Обходное движение Кондо не привело ни к чему. Часть гвардии уничтожена, часть лежит и не атакует!

Футаки, сидевший под дубом, как бы отвечая на мысли Куроки о лежащих и неатакующих, сказал:

— Жалкая человеческая природа, с которой приходится бороться на войне офицерам, а в мирное время священникам!

— Еще сделаем попытку, — решил Куроки, — и в том же самом направлении. Никогда не нужно падать духом раньше времени. Можно, телом распростираясь по земле, духом стоять во весь рост, не так ли? Пусть генерал Ниси пошлет на подмогу гвардии свежий полк. А маршалу Ойяме о действиях гвардии Хасегавы заготовить донесение. Запишите, принц: «Мужественная оборона неприятеля явилась весьма счастливым случаем, так как дала начальнику дивизии генерал-лейтенанту Хасегаве возможность испытать качество своих войск. Качество отличное. Гвардейцы не наступают, но они и не отступают; они лежат рядом со смертью».

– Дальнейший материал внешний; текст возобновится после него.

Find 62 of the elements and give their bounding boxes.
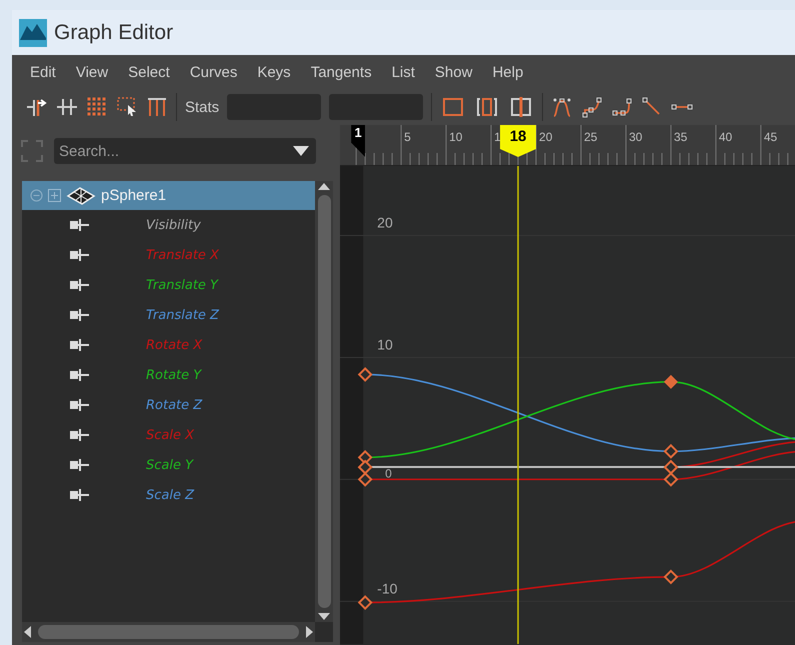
- stats-field[interactable]: [227, 94, 322, 120]
- plug-icon: [70, 249, 90, 261]
- menu-item[interactable]: Tangents: [300, 64, 382, 80]
- window-title: Graph Editor: [54, 20, 174, 44]
- ruler-label: 40: [718, 130, 732, 144]
- ruler-label: 35: [674, 130, 688, 144]
- ruler-label: 5: [404, 130, 411, 144]
- auto-tangent-icon[interactable]: [551, 96, 574, 118]
- animation-curves-drawing[interactable]: [358, 367, 795, 610]
- stats-field[interactable]: [329, 94, 424, 120]
- value-axis-label: 0: [385, 466, 392, 480]
- ruler-label: 25: [584, 130, 598, 144]
- plug-icon: [70, 369, 90, 381]
- stats-label: Stats: [185, 98, 220, 116]
- search-field[interactable]: Search...: [54, 138, 316, 164]
- value-axis-label: 20: [377, 214, 393, 230]
- app-logo-icon: [18, 18, 48, 48]
- mesh-icon: [66, 186, 96, 206]
- dropdown-caret-icon[interactable]: [293, 146, 309, 156]
- plug-icon: [70, 279, 90, 291]
- menu-item[interactable]: Curves: [180, 64, 248, 80]
- menu-item[interactable]: Select: [118, 64, 180, 80]
- scroll-down-arrow-icon[interactable]: [317, 612, 331, 622]
- scroll-right-arrow-icon[interactable]: [303, 625, 315, 639]
- start-frame-marker[interactable]: 1: [351, 125, 366, 157]
- scroll-left-arrow-icon[interactable]: [22, 625, 34, 639]
- plug-icon: [70, 489, 90, 501]
- region-select-icon[interactable]: [116, 96, 138, 118]
- channel-label[interactable]: Scale Z: [146, 488, 194, 502]
- channel-label[interactable]: Rotate Y: [146, 368, 202, 382]
- plug-icon: [70, 399, 90, 411]
- spline-tangent-icon[interactable]: [581, 96, 604, 118]
- menu-item[interactable]: Edit: [20, 64, 66, 80]
- plug-icon: [70, 339, 90, 351]
- value-axis-label: -10: [377, 580, 398, 596]
- key-scale-icon[interactable]: [56, 96, 78, 118]
- plug-icon: [70, 219, 90, 231]
- menu-item[interactable]: List: [382, 64, 425, 80]
- plug-icon: [70, 459, 90, 471]
- channel-label[interactable]: Translate Z: [146, 308, 219, 322]
- value-axis-label: 10: [377, 336, 393, 352]
- ruler-label: 20: [539, 130, 552, 144]
- ruler-label: 10: [449, 130, 462, 144]
- horizontal-scrollbar[interactable]: [22, 622, 315, 642]
- ruler-label: 45: [764, 130, 778, 144]
- clamped-tangent-icon[interactable]: [611, 96, 634, 118]
- channel-label[interactable]: Visibility: [146, 218, 201, 232]
- channel-label[interactable]: Rotate Z: [146, 398, 202, 412]
- channel-label[interactable]: Translate Y: [146, 278, 218, 292]
- vertical-scrollbar[interactable]: [315, 181, 333, 622]
- lattice-icon[interactable]: [86, 96, 108, 118]
- current-frame-marker[interactable]: 18: [500, 125, 536, 157]
- ruler-label: 30: [628, 130, 642, 144]
- menu-item[interactable]: Help: [482, 64, 534, 80]
- plug-icon: [70, 309, 90, 321]
- channel-label[interactable]: Scale Y: [146, 458, 194, 472]
- menu-item[interactable]: View: [66, 64, 118, 80]
- frame-bars-icon[interactable]: [146, 96, 168, 118]
- menu-item[interactable]: Keys: [247, 64, 301, 80]
- plug-icon: [70, 429, 90, 441]
- menu-item[interactable]: Show: [424, 64, 482, 80]
- scroll-up-arrow-icon[interactable]: [317, 181, 331, 191]
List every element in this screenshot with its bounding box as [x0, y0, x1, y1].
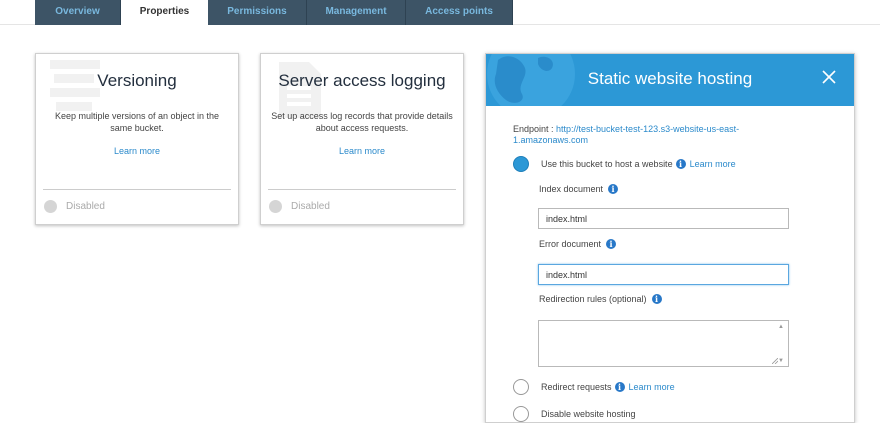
- info-icon[interactable]: i: [608, 184, 619, 194]
- tab-properties[interactable]: Properties: [121, 0, 208, 25]
- versioning-card[interactable]: Versioning Keep multiple versions of an …: [35, 53, 239, 225]
- error-document-label: Error document i: [539, 239, 617, 249]
- card-description: Keep multiple versions of an object in t…: [54, 111, 220, 133]
- host-website-radio[interactable]: [513, 156, 529, 172]
- error-document-label-text: Error document: [539, 239, 602, 249]
- redirect-requests-radio[interactable]: [513, 379, 529, 395]
- disable-hosting-label[interactable]: Disable website hosting: [541, 409, 636, 419]
- redirection-rules-label: Redirection rules (optional) i: [539, 294, 662, 304]
- learn-more-link[interactable]: Learn more: [629, 382, 675, 392]
- card-description: Set up access log records that provide d…: [271, 111, 453, 133]
- tab-bar: Overview Properties Permissions Manageme…: [35, 0, 513, 25]
- status-indicator: Disabled: [44, 200, 105, 213]
- scroll-up-icon[interactable]: ▲: [778, 324, 784, 330]
- learn-more-link[interactable]: Learn more: [690, 159, 736, 169]
- panel-header: Static website hosting: [486, 54, 854, 106]
- info-icon[interactable]: i: [606, 239, 617, 249]
- status-label: Disabled: [291, 201, 330, 212]
- redirection-rules-textarea[interactable]: ▲ ▼: [538, 320, 789, 367]
- index-document-label-text: Index document: [539, 184, 604, 194]
- panel-title: Static website hosting: [587, 69, 753, 88]
- info-icon[interactable]: i: [651, 294, 662, 304]
- scroll-down-icon[interactable]: ▼: [778, 358, 784, 364]
- endpoint: Endpoint : http://test-bucket-test-123.s…: [513, 124, 773, 146]
- endpoint-label: Endpoint :: [513, 124, 557, 134]
- redirection-rules-label-text: Redirection rules (optional): [539, 294, 647, 304]
- card-title: Versioning: [97, 71, 177, 90]
- resize-grip-icon[interactable]: [772, 358, 778, 364]
- status-label: Disabled: [66, 201, 105, 212]
- tab-access-points[interactable]: Access points: [406, 0, 513, 25]
- info-icon[interactable]: i: [675, 159, 686, 169]
- error-document-input[interactable]: [538, 264, 789, 285]
- info-icon[interactable]: i: [614, 382, 625, 392]
- disable-hosting-radio[interactable]: [513, 406, 529, 422]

Куроки приказал всей гвардейской артиллерии обрушиться на русскую батарею, которая защищала высотку и фронт 21-го полка. Затем свой штаб он перенес на сопку Круглоголовая, откуда можно было непосредственно наблюдать сражение. Грохот наполнил долину Лян-хэ. Вокруг непрерывно стрелявших пушек Неведомского вздымались столбы черно-зеленого шимозного дыма. Казалось, еще минута — и от русской батареи не останется ничего. Но вдруг Куроки увидел в бинокль, как батарейские кони ворвались в зелено-черный ад. Через пять минут пушки исчезли за гребнем на северном склоне сопки.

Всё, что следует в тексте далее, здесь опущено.